Ma quella magia, diventata leggenda, rischiava di non accadere affatto.
In quel periodo i Queen non erano in tour, né particolarmente presenti sulla scena. La band era reduce da un periodo di tensioni interne, e l’idea di esibirsi in un evento con oltre 50 artisti sembrava quasi assurda. “Sembrava una follia”, ha raccontato Brian May. “Ma dissi a Freddie: ‘Se ci svegliamo il giorno dopo e non ci siamo stati, ce ne pentiremo’. E lui rispose: ‘Oh, fanculo, lo faremo’”.
Anche l’organizzatore Bob Geldof, mente e cuore dietro al Live Aid, inizialmente non era convinto. Secondo Harvey Goldsmith, il promoter del festival, Geldof riteneva che i Queen avessero “già raggiunto il picco”.
Era il 1985, e i Queen non erano più all’apice delle classifiche come negli anni precedenti. Ma Goldsmith insistette: “Per quella fascia oraria del tardo pomeriggio, non c’era band migliore. Conoscendo Freddie, sapevo che avrebbero fatto spettacolo”.
Aveva ragione. Prima di salire sul palco, Geldof diede a Mercury un’unica, chiara istruzione: “Non fare il furbo. Suona solo i successi: hai 17 minuti”.
Mercury comprese perfettamente la missione. Aprì con Bohemian Rhapsody e trascinò 72.000 persone in uno stadio Wembley completamente rapito. Durante Radio Ga Ga, il pubblico batteva le mani all’unisono, in un momento di comunione che sembrava quasi mistico. “Sembrava un intero campo di grano che ondeggiava”, ha ricordato Roger Taylor.
Il set fu un trionfo di energia, presenza scenica e potere comunicativo.

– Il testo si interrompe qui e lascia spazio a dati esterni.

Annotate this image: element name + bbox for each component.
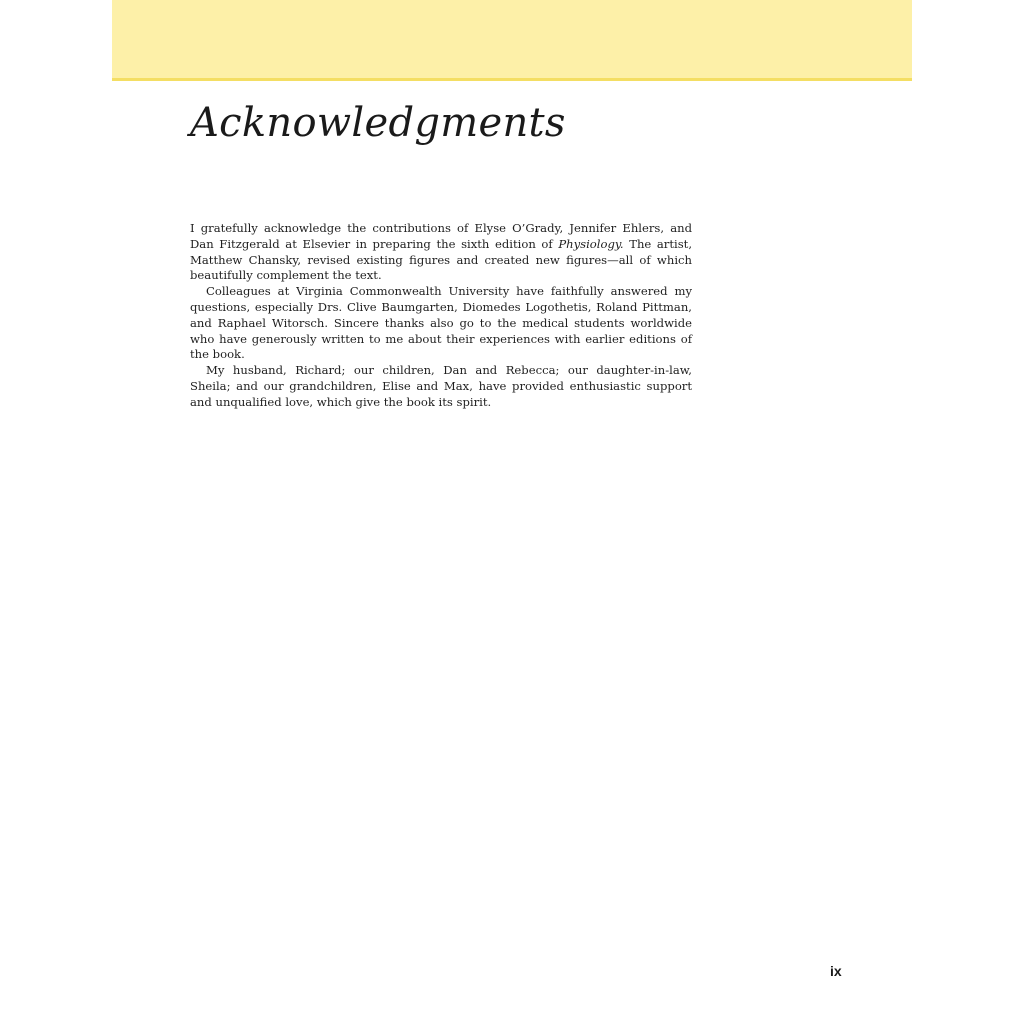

Hammer to Fall, Crazy Little Thing Called Love, We Will Rock You e l’immancabile We Are the Champions completarono una scaletta perfetta, calibrata per emozionare e coinvolgere.
Vent’anni dopo, nel 2005, quella breve ma intensa esibizione venne votata come il più grande concerto rock di tutti i tempi.
Non solo per la qualità musicale, ma per la carica umana e il carisma di Mercury, che con la sola forza della voce e della presenza scenica riuscì a unire un intero stadio – e milioni di spettatori nel mondo – in un’unica, indimenticabile emozione.
A volte bastano 17 minuti per scrivere una leggenda.